The ocean is a melancholy place for me these days. I was sick today and stayed home and slept, then got up and ate, then decided I needed to go visit it. These last days the ocean by my house has been in turmoil, there is no pattern to their travels; they crash into each other and then hit the shore. Each one travels a different distance, and hits the shore from a unique direction, traveling up to meet whatever is in its path, sometimes overcoming what lies in front of it, sometimes engulfing it. So as I was watching it, so powerful, so

beautiful and so chaotic, I was reminded that while it is impossible to tame so strange a creature as the ocean, one can learn to ride it out, and to stay on top and not be suck in underneath and pulled away by its current. And I had meet such a person who was able to to do this, and who was teaching me to do the same. His name was Younes and he was the family surf instructor.

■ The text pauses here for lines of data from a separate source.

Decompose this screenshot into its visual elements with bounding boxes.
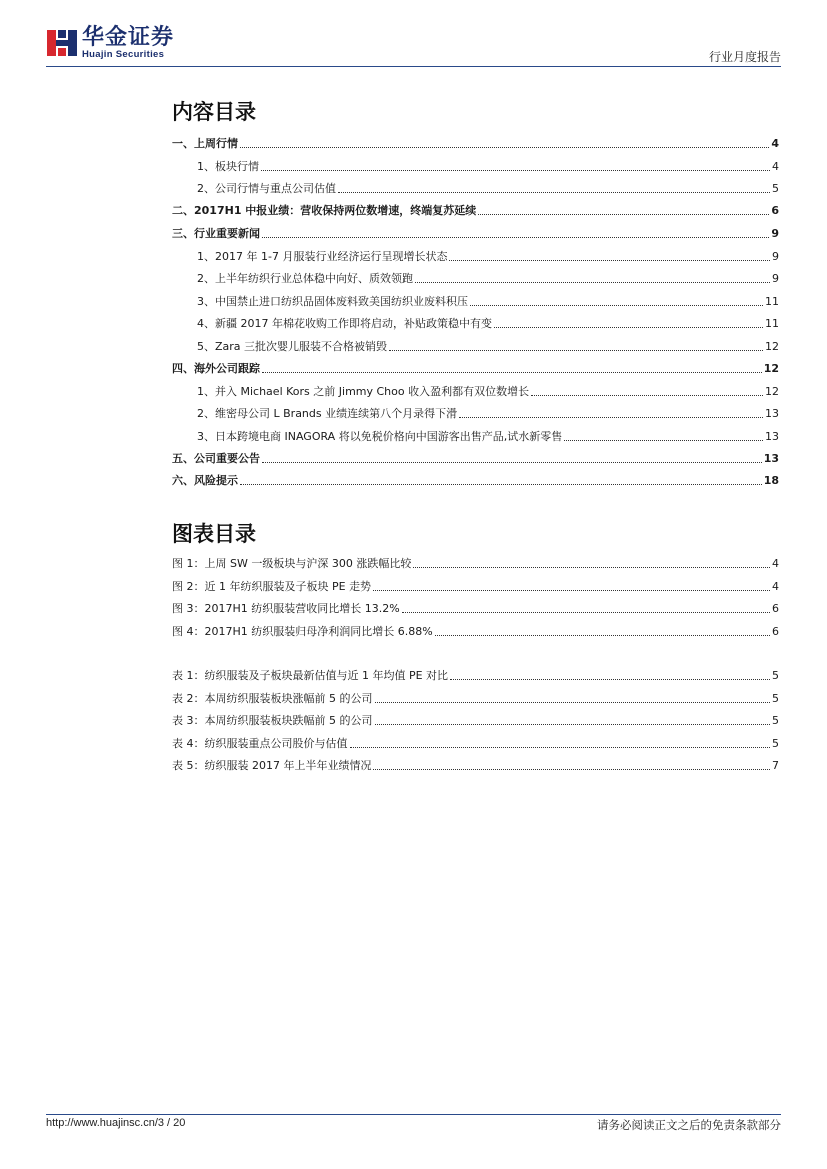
toc-entry-page: 9 [771, 227, 779, 240]
toc-entry-label: 1、2017 年 1-7 月服装行业经济运行呈现增长状态 [197, 250, 448, 263]
dot-leader [435, 635, 770, 636]
toc-entry-label: 5、Zara 三批次婴儿服装不合格被销毁 [197, 340, 388, 353]
figure-entry[interactable] [172, 555, 779, 571]
figure-entry-label: 图 4：2017H1 纺织服装归母净利润同比增长 6.88% [172, 625, 433, 638]
dot-leader [375, 724, 771, 725]
table-entry-label: 表 1：纺织服装及子板块最新估值与近 1 年均值 PE 对比 [172, 669, 449, 682]
figure-entry-page: 4 [772, 580, 779, 593]
table-entry-label: 表 5：纺织服装 2017 年上半年业绩情况 [172, 759, 372, 772]
toc-entry-label: 2、公司行情与重点公司估值 [197, 182, 336, 195]
toc-entry-page: 9 [772, 272, 779, 285]
dot-leader [373, 769, 770, 770]
toc-entry-page: 11 [765, 317, 779, 330]
figure-entry-page: 6 [772, 602, 779, 615]
toc-title: 内容目录 [172, 100, 256, 124]
figure-entry-page: 4 [772, 557, 779, 570]
table-entry-page: 5 [772, 737, 779, 750]
table-entry[interactable] [172, 690, 779, 706]
table-entry-label: 表 3：本周纺织服装板块跌幅前 5 的公司 [172, 714, 373, 727]
dot-leader [373, 590, 770, 591]
figure-entry-page: 6 [772, 625, 779, 638]
toc-entry[interactable] [172, 293, 779, 309]
toc-entry-page: 18 [763, 474, 779, 487]
toc-entry-page: 12 [765, 385, 779, 398]
table-entry-label: 表 2：本周纺织服装板块涨幅前 5 的公司 [172, 692, 373, 705]
table-entry-page: 7 [772, 759, 779, 772]
company-logo [46, 27, 174, 60]
toc-entry[interactable] [172, 135, 779, 151]
dot-leader [494, 327, 763, 328]
table-entry[interactable] [172, 712, 779, 728]
figure-entry-label: 图 1：上周 SW 一级板块与沪深 300 涨跌幅比较 [172, 557, 412, 570]
table-entry[interactable] [172, 667, 779, 683]
footer-url-page-number[interactable]: http://www.huajinsc.cn/3 / 20 [46, 1117, 186, 1129]
dot-leader [338, 192, 770, 193]
table-entry-page: 5 [772, 714, 779, 727]
toc-entry-label: 四、海外公司跟踪 [172, 362, 260, 375]
toc-entry[interactable] [172, 225, 779, 241]
toc-entry-page: 5 [772, 182, 779, 195]
footer-disclaimer: 请务必阅读正文之后的免责条款部分 [597, 1118, 781, 1132]
toc-entry[interactable] [172, 428, 779, 444]
dot-leader [564, 440, 763, 441]
toc-entry[interactable] [172, 383, 779, 399]
toc-entry[interactable] [172, 158, 779, 174]
dot-leader [240, 484, 762, 485]
figure-entry-label: 图 2：近 1 年纺织服装及子板块 PE 走势 [172, 580, 372, 593]
dot-leader [415, 282, 770, 283]
figures-index-title: 图表目录 [172, 522, 256, 546]
toc-entry[interactable] [172, 405, 779, 421]
report-type-label: 行业月度报告 [708, 50, 781, 64]
toc-entry-label: 2、维密母公司 L Brands 业绩连续第八个月录得下滑 [197, 407, 458, 420]
toc-entry[interactable] [172, 360, 779, 376]
toc-entry-label: 4、新疆 2017 年棉花收购工作即将启动，补贴政策稳中有变 [197, 317, 492, 330]
toc-entry-label: 1、并入 Michael Kors 之前 Jimmy Choo 收入盈利都有双位数增长 [197, 385, 530, 398]
dot-leader [413, 567, 770, 568]
toc-entry-page: 11 [765, 295, 779, 308]
toc-entry-label: 3、中国禁止进口纺织品固体废料致美国纺织业废料积压 [197, 295, 468, 308]
page-header [0, 0, 827, 70]
dot-leader [459, 417, 763, 418]
logo-english-name: Huajin Securities [82, 49, 165, 60]
toc-entry-label: 六、风险提示 [172, 474, 238, 487]
header-divider [46, 66, 781, 67]
dot-leader [375, 702, 771, 703]
dot-leader [261, 170, 770, 171]
toc-entry-page: 12 [763, 362, 779, 375]
dot-leader [262, 237, 769, 238]
figure-entry[interactable] [172, 623, 779, 639]
toc-entry-page: 13 [765, 407, 779, 420]
huajin-logo-icon [46, 27, 78, 59]
toc-entry[interactable] [172, 338, 779, 354]
logo-chinese-name: 华金证券 [82, 25, 175, 50]
toc-entry-page: 12 [765, 340, 779, 353]
figure-entry-label: 图 3：2017H1 纺织服装营收同比增长 13.2% [172, 602, 400, 615]
figure-entry[interactable] [172, 600, 779, 616]
dot-leader [389, 350, 763, 351]
toc-entry[interactable] [172, 315, 779, 331]
dot-leader [470, 305, 763, 306]
dot-leader [350, 747, 771, 748]
toc-entry[interactable] [172, 202, 779, 218]
dot-leader [478, 214, 769, 215]
toc-entry[interactable] [172, 270, 779, 286]
toc-entry[interactable] [172, 450, 779, 466]
dot-leader [450, 679, 770, 680]
toc-entry[interactable] [172, 248, 779, 264]
table-entry[interactable] [172, 735, 779, 751]
dot-leader [240, 147, 769, 148]
dot-leader [262, 372, 762, 373]
toc-entry-page: 9 [772, 250, 779, 263]
dot-leader [531, 395, 763, 396]
toc-entry-label: 1、板块行情 [197, 160, 259, 173]
toc-entry[interactable] [172, 472, 779, 488]
toc-entry-label: 三、行业重要新闻 [172, 227, 260, 240]
table-entry[interactable] [172, 757, 779, 773]
toc-entry-label: 二、2017H1 中报业绩：营收保持两位数增速，终端复苏延续 [172, 204, 477, 217]
toc-entry-page: 4 [771, 137, 779, 150]
toc-entry-label: 一、上周行情 [172, 137, 238, 150]
dot-leader [402, 612, 770, 613]
toc-entry-page: 13 [765, 430, 779, 443]
toc-entry-page: 13 [763, 452, 779, 465]
footer-divider [46, 1114, 781, 1115]
toc-entry-label: 3、日本跨境电商 INAGORA 将以免税价格向中国游客出售产品,试水新零售 [197, 430, 563, 443]
toc-entry[interactable] [172, 180, 779, 196]
toc-entry-label: 2、上半年纺织行业总体稳中向好、质效领跑 [197, 272, 413, 285]
toc-entry-page: 4 [772, 160, 779, 173]
toc-entry-label: 五、公司重要公告 [172, 452, 260, 465]
table-entry-page: 5 [772, 669, 779, 682]
toc-entry-page: 6 [771, 204, 779, 217]
dot-leader [449, 260, 770, 261]
figure-entry[interactable] [172, 578, 779, 594]
table-entry-page: 5 [772, 692, 779, 705]
dot-leader [262, 462, 762, 463]
table-entry-label: 表 4：纺织服装重点公司股价与估值 [172, 737, 348, 750]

We all took lessons with him, including the girls, and he was very good. He had a way about him that was sweet and gentle, I saw it when I watched him teach my girls.
You

may have noticed that I am talking in the past tense, which is sad because he was killed over the weekend in an avalanche. He was adventurous and had gone skiing in the Atlas mountains, in the back country. Morocco apparently has had more snow than ever before, and this young adventurous man fell victim to the power of nature, one that he was not able to stay on top of this time, unlike the surf he knew and loved so well. I did not know him well, which is unfortunate because I got the feeling I would, and now I will not have the chance.
So I look at the ocean now with some sadness for a man (below in the white hat) who left this planet to early, for his family who miss him, and those kids lives he touched, and their parents who will not have the opportunity to learn from him anymore.